TIPS Extend Record Loss to Almost 10% Before Consumer Prices
September 17, 2013 Leave a comment
TIPS Extend Record Loss to Almost 10% Before Consumer Prices
Treasury Inflation Protected Securities are extending this year’s record loss to almost 10 percent before a government report economists said will show the annual increase in the cost of living slowed in August. TIPS have declined 9.5 percent in 2013, the most since they were first sold in 1997, based on Bank of America Merrill Lynch data. The Federal Reserve will probably reduce its monthly bond purchases to $75 billion from $85 billion after a two-day meeting concludes tomorrow, according to a Bloomberg News survey of economists on Sept. 6.“Inflation is not a threatening issue,” said Kei Katayama, who buys non-yen debt in Tokyo for Daiwa SB Investments Ltd., which manages the equivalent of $49.7 billion. “Fixed-rate bonds are a better value than TIPS.” Katayama said he’s avoiding U.S. inflation-protected bonds.

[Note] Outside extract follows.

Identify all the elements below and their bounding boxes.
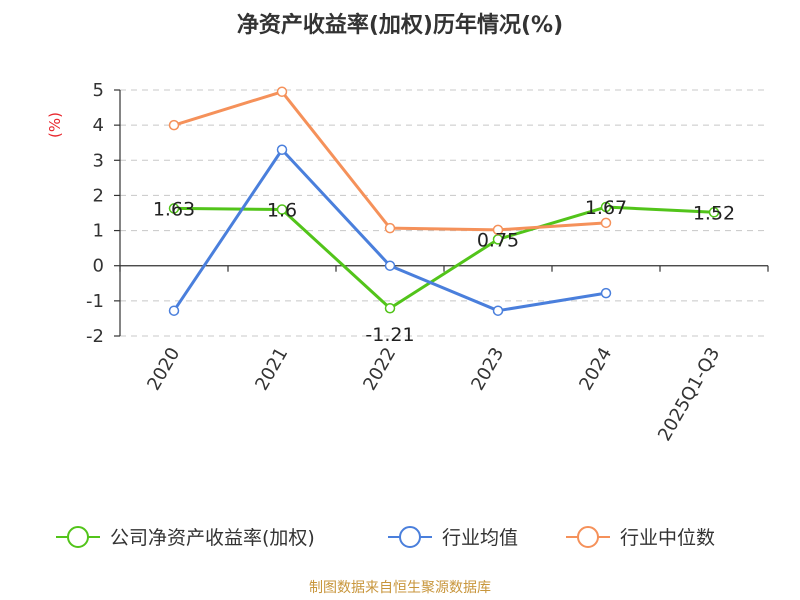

Ten-year yields fell one basis point, or 0.01 percentage point, to 2.86 percent at 10:02 a.m. in Tokyo, according to Bloomberg Bond Trader prices. The 2.5 percent note due August 2023 rose 2/32, or 63 cents per $1,000 face amount, to 96 30/32.

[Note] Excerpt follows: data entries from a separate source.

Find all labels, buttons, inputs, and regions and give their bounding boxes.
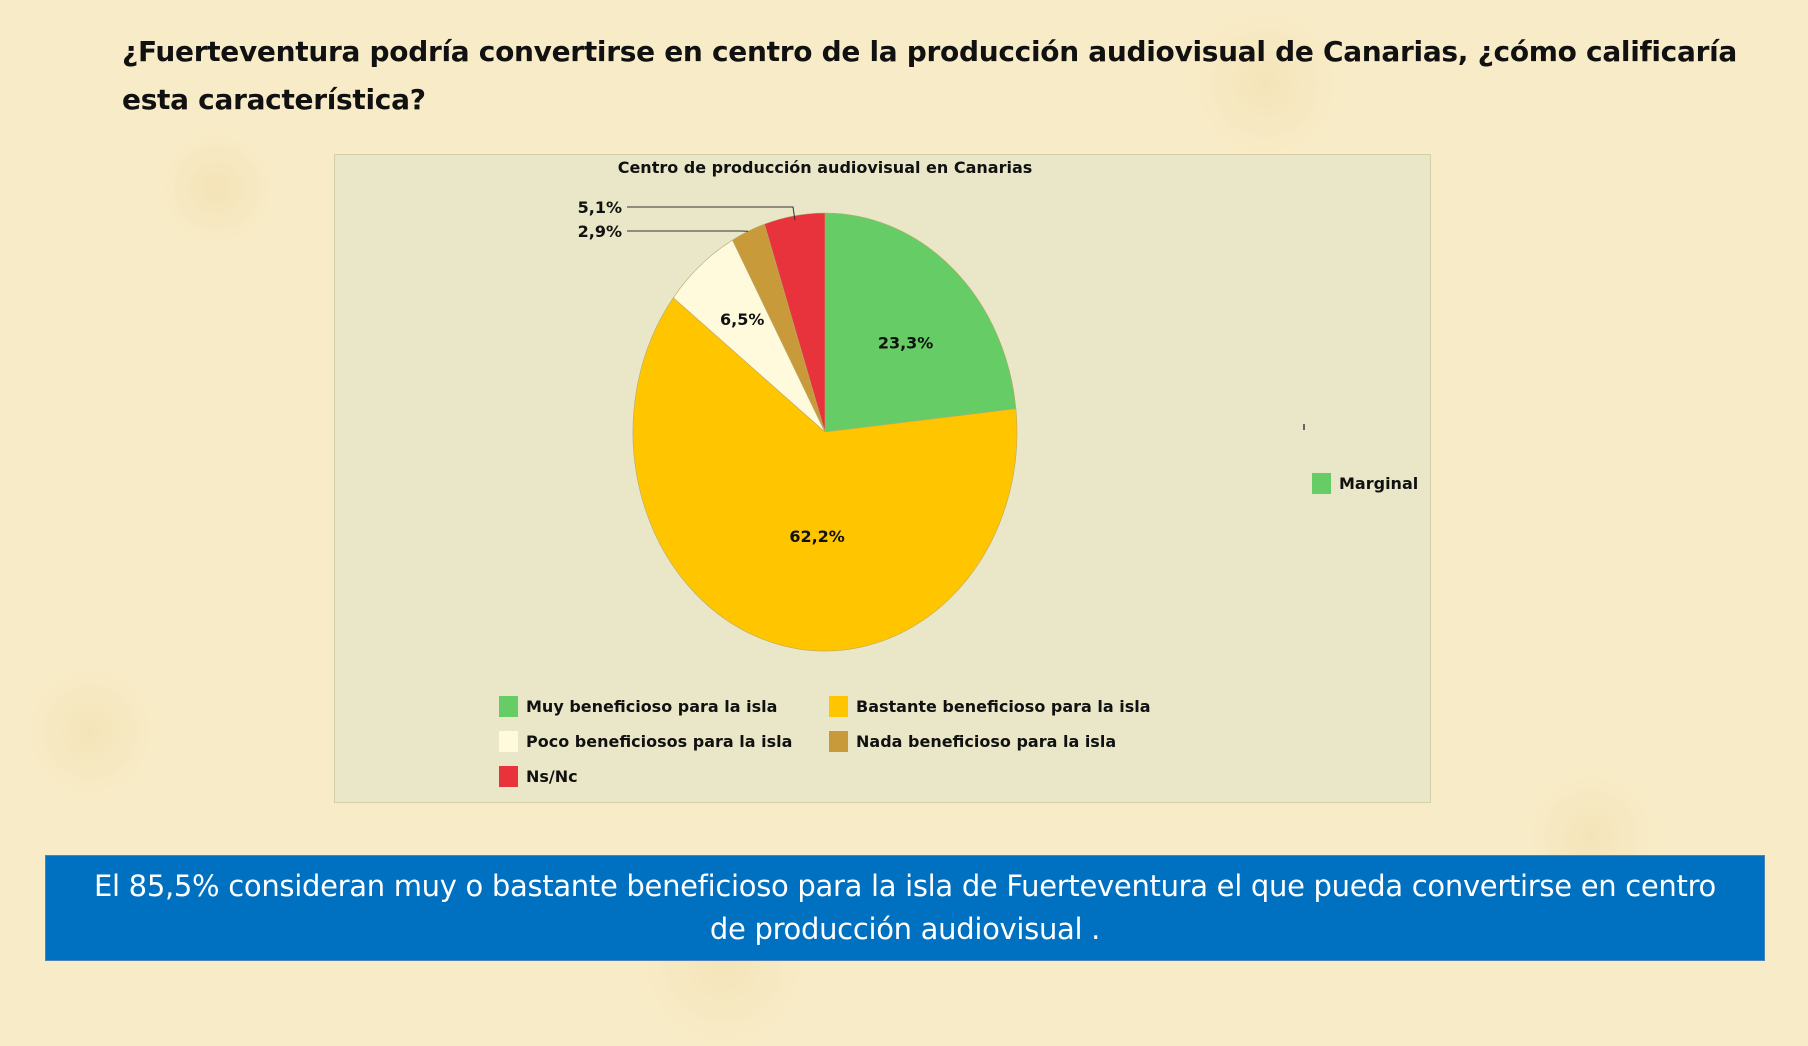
data-label-nada-beneficioso: 2,9% (578, 222, 622, 241)
tick-mark (1303, 424, 1305, 430)
pie-chart: Centro de producción audiovisual en Cana… (578, 158, 1033, 652)
legend-label: Muy beneficioso para la isla (526, 697, 778, 716)
legend-swatch (499, 766, 518, 787)
data-label-bastante-beneficioso: 62,2% (789, 527, 845, 546)
conclusion-banner: El 85,5% consideran muy o bastante benef… (45, 855, 1765, 961)
legend-label: Ns/Nc (526, 767, 578, 786)
conclusion-text: El 85,5% consideran muy o bastante benef… (93, 869, 1716, 946)
pie-data-labels: 23,3% 62,2% 6,5% 2,9% 5,1% (578, 198, 934, 546)
legend-item-bastante-beneficioso: Bastante beneficioso para la isla (829, 695, 1159, 718)
question-title: ¿Fuerteventura podría convertirse en cen… (122, 35, 1737, 116)
legend-swatch (829, 731, 848, 752)
side-legend: Marginal (1312, 473, 1418, 494)
chart-panel: Centro de producción audiovisual en Cana… (334, 154, 1431, 803)
slice-bastante-beneficioso (632, 297, 1018, 652)
legend-label: Nada beneficioso para la isla (856, 732, 1117, 751)
legend-swatch (829, 696, 848, 717)
data-label-poco-beneficiosos: 6,5% (720, 310, 764, 329)
legend-item-ns-nc: Ns/Nc (499, 765, 829, 788)
data-label-ns-nc: 5,1% (578, 198, 622, 217)
legend-label: Poco beneficiosos para la isla (526, 732, 793, 751)
legend-item-muy-beneficioso: Muy beneficioso para la isla (499, 695, 829, 718)
legend-swatch (499, 696, 518, 717)
legend-label: Bastante beneficioso para la isla (856, 697, 1151, 716)
slice-muy-beneficioso (824, 212, 1017, 433)
legend: Muy beneficioso para la isla Bastante be… (499, 695, 1159, 788)
legend-item-poco-beneficiosos: Poco beneficiosos para la isla (499, 730, 829, 753)
side-legend-swatch (1312, 473, 1331, 494)
pie-slices (632, 212, 1018, 652)
legend-swatch (499, 731, 518, 752)
chart-title: Centro de producción audiovisual en Cana… (618, 158, 1033, 177)
side-legend-label: Marginal (1339, 474, 1419, 493)
leader-line-ns-nc (627, 206, 796, 221)
data-label-muy-beneficioso: 23,3% (878, 333, 934, 352)
legend-item-nada-beneficioso: Nada beneficioso para la isla (829, 730, 1159, 753)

Consumer prices probably advanced 1.6 percent in August from a year earlier, slowing from 2 percent in July, according to a Bloomberg News survey of economists. Month-on-month costs increased 0.2 percent, matching July’s increase, based on the responses. The Labor Department report is scheduled for release at 8:30 a.m. in Washington.
Inflation-protected notes pay interest on principal that increases at the same rate as the consumer price index.
Summers Withdraws
Treasury notes rose yesterday on speculation the withdrawal of Lawrence Summers’s candidacy to be the next Federal Reserve chairman may mean the central bank will be less aggressive in slowing monetary stimulus.
Five-year notes led gains as traders bet Vice Chairman Janet Yellen would hold short-term rates lower for longer if she succeeds Ben S. Bernanke in January.
The yield on the 30-year bond rose yesterday, with Federal Open Market Committee members forecast to announce a tapering of the central bank’s bond-buying program tomorrow.
Volatility as measured by the Merrill Lynch Option Volatility Estimate MOVE Index was 94.55 basis points yesterday, the lowest level since Aug. 15. It has declined from 114.19 on Sept. 5, a two-month high.
Treasury trading volume at ICAP Plc, the largest inter-dealer broker of U.S. government debt, rose 49 percent to $419.5 billion yesterday. This year’s average is $316.7 billion.